Brian J. Sullivan
It's not natural, I tell you, those red things inside an olive. What are pimentos anyway? I have never seen them for sale in the farmers market. Nobody seems to know where they come from.
Some fresh fruit now comes individually wrapped and/or has tiny labels stuck on each piece of fruit. Not only is it hard to pick off, but also I usually bruise the fruit skin in the process of trying to remove the label. I can't remember apple and plum trees of my youth growing fruit with tiny labels adhered to each piece.
I now wear two different prescription glasses (three if you count the prescription sun glasses). One pair is for reading and the other is for distance; anything in between close and distant is simply a blur. Nobody told me it was going to be like this. If they had, at least I may have tried to prepare.
Then there are the complicated tent displays which each year seem to get more elaborate. What ever happened to the covered card tables and hanging art along the chain link fence (circa 1970s)? Those days are gone, I'm afraid. Now one needs a completely outfitted moving truck with a lift-gate, storage racks, and on board living compartment.
I remember when Coke and Pepsi came in returnable glass bottles and were sealed with a bottle cap and sold for five cents. I remember one cent gum ball machines, hawking some charity, that were located in every business lobby. Phone booths dotted the major street corners and charged ten cents. Gas sold for twenty-five cents a gallon and they checked your oil and washed your windshield.
Am I that old? Where has the time gone? These grey hairs did not appear all at once, but rather insidiously they invaded my head gradually over time as to go undetected until infiltration was complete.
I have developed routines. I get up at 4:30 am every day (without an alarm clock) and go to bed at 11:00 pm each night. I eat my meals at certain times and get grouchy if my feeding schedule is changed.

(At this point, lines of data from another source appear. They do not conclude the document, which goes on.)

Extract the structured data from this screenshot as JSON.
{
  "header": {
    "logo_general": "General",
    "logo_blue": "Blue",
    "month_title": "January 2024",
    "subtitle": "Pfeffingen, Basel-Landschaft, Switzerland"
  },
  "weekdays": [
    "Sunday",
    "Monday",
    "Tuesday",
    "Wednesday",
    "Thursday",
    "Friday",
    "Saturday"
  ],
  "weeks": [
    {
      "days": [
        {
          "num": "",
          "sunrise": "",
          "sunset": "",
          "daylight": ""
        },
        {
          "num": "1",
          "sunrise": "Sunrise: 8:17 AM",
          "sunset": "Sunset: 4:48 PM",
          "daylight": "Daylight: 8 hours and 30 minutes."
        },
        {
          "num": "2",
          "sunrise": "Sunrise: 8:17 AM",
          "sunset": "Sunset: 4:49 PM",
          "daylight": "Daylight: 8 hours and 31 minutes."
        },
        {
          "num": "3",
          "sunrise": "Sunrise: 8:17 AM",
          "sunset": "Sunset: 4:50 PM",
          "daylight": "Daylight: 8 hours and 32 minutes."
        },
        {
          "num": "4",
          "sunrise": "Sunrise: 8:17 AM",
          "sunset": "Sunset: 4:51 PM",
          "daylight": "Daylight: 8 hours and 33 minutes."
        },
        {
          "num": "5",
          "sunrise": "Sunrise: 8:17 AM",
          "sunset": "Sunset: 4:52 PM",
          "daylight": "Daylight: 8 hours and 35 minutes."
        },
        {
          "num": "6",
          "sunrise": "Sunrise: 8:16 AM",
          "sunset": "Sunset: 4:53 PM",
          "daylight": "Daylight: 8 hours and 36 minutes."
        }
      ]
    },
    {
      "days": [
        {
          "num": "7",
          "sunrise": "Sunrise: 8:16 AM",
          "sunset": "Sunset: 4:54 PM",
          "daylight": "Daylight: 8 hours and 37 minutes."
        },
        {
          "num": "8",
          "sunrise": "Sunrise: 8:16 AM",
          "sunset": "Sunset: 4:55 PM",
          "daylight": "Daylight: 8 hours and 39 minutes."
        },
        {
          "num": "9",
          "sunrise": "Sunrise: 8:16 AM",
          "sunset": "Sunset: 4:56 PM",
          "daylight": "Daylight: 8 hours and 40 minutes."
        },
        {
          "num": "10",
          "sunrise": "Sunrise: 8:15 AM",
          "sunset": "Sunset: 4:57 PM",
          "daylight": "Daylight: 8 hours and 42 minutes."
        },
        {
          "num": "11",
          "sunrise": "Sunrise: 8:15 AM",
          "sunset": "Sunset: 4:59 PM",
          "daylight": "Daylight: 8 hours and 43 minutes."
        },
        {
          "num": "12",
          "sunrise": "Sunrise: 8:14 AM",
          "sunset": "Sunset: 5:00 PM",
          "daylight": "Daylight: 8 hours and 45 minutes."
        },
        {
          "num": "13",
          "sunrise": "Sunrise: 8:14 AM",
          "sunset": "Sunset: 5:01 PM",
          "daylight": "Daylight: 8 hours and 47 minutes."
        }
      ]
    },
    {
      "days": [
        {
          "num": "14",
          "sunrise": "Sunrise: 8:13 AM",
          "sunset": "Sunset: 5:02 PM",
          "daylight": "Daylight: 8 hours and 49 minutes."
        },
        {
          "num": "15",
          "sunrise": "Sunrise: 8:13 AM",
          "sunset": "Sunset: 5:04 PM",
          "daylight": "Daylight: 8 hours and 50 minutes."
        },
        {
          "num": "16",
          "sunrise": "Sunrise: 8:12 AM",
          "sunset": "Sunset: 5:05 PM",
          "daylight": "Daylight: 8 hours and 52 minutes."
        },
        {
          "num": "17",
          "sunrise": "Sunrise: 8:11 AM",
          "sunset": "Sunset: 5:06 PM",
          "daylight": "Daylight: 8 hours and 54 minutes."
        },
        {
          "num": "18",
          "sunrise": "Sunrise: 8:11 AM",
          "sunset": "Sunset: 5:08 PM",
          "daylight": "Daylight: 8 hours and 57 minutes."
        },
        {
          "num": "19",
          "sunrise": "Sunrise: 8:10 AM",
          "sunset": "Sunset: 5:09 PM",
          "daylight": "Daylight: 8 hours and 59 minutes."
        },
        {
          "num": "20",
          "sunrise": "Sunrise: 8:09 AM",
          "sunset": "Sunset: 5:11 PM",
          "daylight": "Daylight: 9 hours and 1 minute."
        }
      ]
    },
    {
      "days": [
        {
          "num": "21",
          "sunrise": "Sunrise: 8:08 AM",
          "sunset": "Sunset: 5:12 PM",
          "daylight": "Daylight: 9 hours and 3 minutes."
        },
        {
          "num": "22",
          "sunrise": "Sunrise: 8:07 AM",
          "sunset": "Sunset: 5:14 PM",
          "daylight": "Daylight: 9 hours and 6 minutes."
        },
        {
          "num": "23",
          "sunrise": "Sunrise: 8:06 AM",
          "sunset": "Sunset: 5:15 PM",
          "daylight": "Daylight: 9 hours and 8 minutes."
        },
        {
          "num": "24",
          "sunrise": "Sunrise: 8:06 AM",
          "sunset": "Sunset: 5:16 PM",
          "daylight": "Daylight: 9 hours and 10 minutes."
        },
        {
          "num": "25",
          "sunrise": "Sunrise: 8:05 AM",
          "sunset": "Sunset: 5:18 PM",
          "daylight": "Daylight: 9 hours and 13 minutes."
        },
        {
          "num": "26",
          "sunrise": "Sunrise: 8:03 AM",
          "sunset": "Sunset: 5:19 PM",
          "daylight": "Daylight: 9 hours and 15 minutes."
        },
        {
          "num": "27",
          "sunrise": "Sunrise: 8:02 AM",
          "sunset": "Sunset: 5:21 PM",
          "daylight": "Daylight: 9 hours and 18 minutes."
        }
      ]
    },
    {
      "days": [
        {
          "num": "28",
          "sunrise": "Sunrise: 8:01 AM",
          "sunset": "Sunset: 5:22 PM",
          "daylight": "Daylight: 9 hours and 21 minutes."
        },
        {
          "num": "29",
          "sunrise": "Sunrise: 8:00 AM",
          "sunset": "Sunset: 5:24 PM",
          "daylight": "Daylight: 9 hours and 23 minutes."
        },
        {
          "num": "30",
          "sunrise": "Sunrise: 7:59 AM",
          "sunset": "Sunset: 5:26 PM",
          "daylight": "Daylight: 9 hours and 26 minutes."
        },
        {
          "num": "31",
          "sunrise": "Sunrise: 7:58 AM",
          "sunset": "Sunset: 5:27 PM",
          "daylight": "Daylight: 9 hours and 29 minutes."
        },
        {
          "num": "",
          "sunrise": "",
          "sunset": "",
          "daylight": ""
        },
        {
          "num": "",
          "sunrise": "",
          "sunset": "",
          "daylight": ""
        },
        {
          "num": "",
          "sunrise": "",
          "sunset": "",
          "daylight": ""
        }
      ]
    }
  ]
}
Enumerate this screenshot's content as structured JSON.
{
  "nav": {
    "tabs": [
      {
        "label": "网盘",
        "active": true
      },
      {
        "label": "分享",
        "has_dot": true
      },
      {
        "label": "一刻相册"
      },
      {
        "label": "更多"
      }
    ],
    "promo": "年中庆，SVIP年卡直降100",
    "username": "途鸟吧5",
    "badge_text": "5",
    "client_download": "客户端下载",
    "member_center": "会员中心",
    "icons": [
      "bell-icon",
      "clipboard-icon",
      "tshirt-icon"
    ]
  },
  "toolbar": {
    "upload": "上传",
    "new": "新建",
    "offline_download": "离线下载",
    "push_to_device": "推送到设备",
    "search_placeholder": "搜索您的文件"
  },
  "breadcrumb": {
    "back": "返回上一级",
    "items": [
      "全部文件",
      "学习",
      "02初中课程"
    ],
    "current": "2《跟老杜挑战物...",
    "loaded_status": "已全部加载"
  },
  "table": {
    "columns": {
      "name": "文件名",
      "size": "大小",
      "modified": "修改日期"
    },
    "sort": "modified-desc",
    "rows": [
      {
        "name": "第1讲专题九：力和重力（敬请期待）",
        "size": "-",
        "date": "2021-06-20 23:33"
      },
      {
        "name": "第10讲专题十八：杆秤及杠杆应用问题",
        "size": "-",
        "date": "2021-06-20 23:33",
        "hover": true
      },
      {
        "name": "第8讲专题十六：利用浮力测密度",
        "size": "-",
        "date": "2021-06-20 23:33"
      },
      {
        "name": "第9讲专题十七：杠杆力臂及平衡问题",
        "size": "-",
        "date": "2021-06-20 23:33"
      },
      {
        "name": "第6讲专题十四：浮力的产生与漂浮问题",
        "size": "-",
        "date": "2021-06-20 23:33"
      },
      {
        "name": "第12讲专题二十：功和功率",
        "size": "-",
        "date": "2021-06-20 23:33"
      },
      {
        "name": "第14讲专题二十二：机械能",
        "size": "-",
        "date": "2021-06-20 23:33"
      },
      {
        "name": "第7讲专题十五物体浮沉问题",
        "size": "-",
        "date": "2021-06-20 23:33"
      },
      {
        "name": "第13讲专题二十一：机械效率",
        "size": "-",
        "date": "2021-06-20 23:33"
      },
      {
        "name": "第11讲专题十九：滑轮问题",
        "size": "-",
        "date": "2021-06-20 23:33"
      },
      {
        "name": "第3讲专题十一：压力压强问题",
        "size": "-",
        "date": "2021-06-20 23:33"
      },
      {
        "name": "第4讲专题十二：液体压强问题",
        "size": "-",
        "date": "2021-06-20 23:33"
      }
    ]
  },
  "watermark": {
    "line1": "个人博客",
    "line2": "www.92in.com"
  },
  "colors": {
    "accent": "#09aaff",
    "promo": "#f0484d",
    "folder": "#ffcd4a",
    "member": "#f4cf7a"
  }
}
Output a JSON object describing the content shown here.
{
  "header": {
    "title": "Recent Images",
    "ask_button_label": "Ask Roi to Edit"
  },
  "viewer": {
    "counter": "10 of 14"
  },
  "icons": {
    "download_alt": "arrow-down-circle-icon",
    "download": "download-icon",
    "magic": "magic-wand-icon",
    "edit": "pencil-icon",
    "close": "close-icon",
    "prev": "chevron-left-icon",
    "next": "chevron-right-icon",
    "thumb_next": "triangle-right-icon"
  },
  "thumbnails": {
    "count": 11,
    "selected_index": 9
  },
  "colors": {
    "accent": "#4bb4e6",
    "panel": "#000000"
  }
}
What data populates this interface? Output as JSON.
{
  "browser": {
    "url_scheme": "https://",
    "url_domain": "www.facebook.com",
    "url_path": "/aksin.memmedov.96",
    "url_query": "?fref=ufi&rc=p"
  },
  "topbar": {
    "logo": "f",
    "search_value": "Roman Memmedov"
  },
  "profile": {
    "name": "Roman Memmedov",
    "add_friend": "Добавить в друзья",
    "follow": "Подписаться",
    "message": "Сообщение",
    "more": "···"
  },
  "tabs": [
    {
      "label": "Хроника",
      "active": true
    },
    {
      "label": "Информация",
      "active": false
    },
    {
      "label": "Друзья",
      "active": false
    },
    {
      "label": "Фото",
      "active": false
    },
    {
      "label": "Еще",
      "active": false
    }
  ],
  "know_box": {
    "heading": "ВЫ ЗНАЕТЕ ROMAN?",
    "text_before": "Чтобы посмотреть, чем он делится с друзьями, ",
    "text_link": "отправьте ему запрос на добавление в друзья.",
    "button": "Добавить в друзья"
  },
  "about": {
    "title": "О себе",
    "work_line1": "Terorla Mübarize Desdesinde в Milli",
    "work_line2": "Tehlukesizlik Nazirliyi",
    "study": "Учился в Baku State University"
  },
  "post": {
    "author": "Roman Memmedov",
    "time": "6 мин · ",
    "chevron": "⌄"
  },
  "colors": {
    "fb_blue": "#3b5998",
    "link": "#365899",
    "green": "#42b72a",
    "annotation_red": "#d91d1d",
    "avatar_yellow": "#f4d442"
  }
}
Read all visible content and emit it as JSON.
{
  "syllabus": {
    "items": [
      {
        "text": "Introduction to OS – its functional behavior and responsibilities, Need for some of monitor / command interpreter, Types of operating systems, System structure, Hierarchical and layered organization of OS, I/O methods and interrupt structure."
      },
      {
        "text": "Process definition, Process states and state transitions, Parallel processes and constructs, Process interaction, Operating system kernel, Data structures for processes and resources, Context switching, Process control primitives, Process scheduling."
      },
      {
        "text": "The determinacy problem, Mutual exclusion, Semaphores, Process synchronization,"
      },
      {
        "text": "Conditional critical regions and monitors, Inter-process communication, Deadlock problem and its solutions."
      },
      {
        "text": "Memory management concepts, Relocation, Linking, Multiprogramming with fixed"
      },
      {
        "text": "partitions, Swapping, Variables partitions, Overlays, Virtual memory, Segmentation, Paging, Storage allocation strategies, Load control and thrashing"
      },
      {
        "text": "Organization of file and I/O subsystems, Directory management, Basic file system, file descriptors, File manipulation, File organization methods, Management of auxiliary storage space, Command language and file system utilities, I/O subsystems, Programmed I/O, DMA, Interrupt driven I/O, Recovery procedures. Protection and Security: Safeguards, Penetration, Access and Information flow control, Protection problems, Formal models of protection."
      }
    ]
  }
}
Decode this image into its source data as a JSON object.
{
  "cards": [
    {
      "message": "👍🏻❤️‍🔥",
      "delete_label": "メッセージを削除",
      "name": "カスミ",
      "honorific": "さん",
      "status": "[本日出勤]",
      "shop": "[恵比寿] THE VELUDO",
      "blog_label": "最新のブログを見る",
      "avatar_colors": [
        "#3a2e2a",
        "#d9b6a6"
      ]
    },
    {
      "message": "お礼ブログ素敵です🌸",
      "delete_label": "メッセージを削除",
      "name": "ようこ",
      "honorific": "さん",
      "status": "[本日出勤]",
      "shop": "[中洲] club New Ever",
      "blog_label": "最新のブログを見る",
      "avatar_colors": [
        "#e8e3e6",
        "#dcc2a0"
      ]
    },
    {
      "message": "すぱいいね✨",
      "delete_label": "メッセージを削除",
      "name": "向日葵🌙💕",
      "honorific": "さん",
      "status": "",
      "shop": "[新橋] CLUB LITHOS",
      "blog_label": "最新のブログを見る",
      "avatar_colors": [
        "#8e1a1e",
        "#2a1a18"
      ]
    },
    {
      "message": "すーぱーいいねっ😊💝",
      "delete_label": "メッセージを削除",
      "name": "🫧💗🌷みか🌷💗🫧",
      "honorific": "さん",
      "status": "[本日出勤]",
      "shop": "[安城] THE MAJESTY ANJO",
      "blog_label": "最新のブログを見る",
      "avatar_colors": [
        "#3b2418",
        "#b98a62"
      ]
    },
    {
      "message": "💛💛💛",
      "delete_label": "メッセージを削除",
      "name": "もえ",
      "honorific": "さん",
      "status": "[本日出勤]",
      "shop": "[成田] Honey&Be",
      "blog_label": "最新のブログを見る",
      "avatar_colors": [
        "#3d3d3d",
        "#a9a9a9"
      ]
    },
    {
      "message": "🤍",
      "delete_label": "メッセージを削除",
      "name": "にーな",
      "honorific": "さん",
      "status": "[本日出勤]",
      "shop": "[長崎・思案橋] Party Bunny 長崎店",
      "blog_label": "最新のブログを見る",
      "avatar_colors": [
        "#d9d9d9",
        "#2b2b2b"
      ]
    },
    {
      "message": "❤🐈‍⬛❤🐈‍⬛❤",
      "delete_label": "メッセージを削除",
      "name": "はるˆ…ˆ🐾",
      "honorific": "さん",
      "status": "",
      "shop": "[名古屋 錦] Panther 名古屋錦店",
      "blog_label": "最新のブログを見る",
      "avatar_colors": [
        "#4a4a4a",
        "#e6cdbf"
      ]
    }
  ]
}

I have drawers filled with underwear and socks still in their original store packages, given as presents from well meaning family members. My file cabinets overflow with past show prospectuses which I can't bear to throw out in case I may ever need this information. Likewise, my garage is full of past tents, old display panels, and other miscellaneous equipment once used on the art fair circuit. All are still good, but have simply been replaced with new and better models.
As another art fair season comes to a close and the next one is already around the corner, remember to take time for the things that really matter most to you. Life goes on. Grey hairs continue to become more numerous.
Ah! And those red pimentos—it’s a marketing gimmick. There is no intrinsic value in pimentos except to enhance olive sales. Maybe I should consider adding some to my art work to enhance my sales.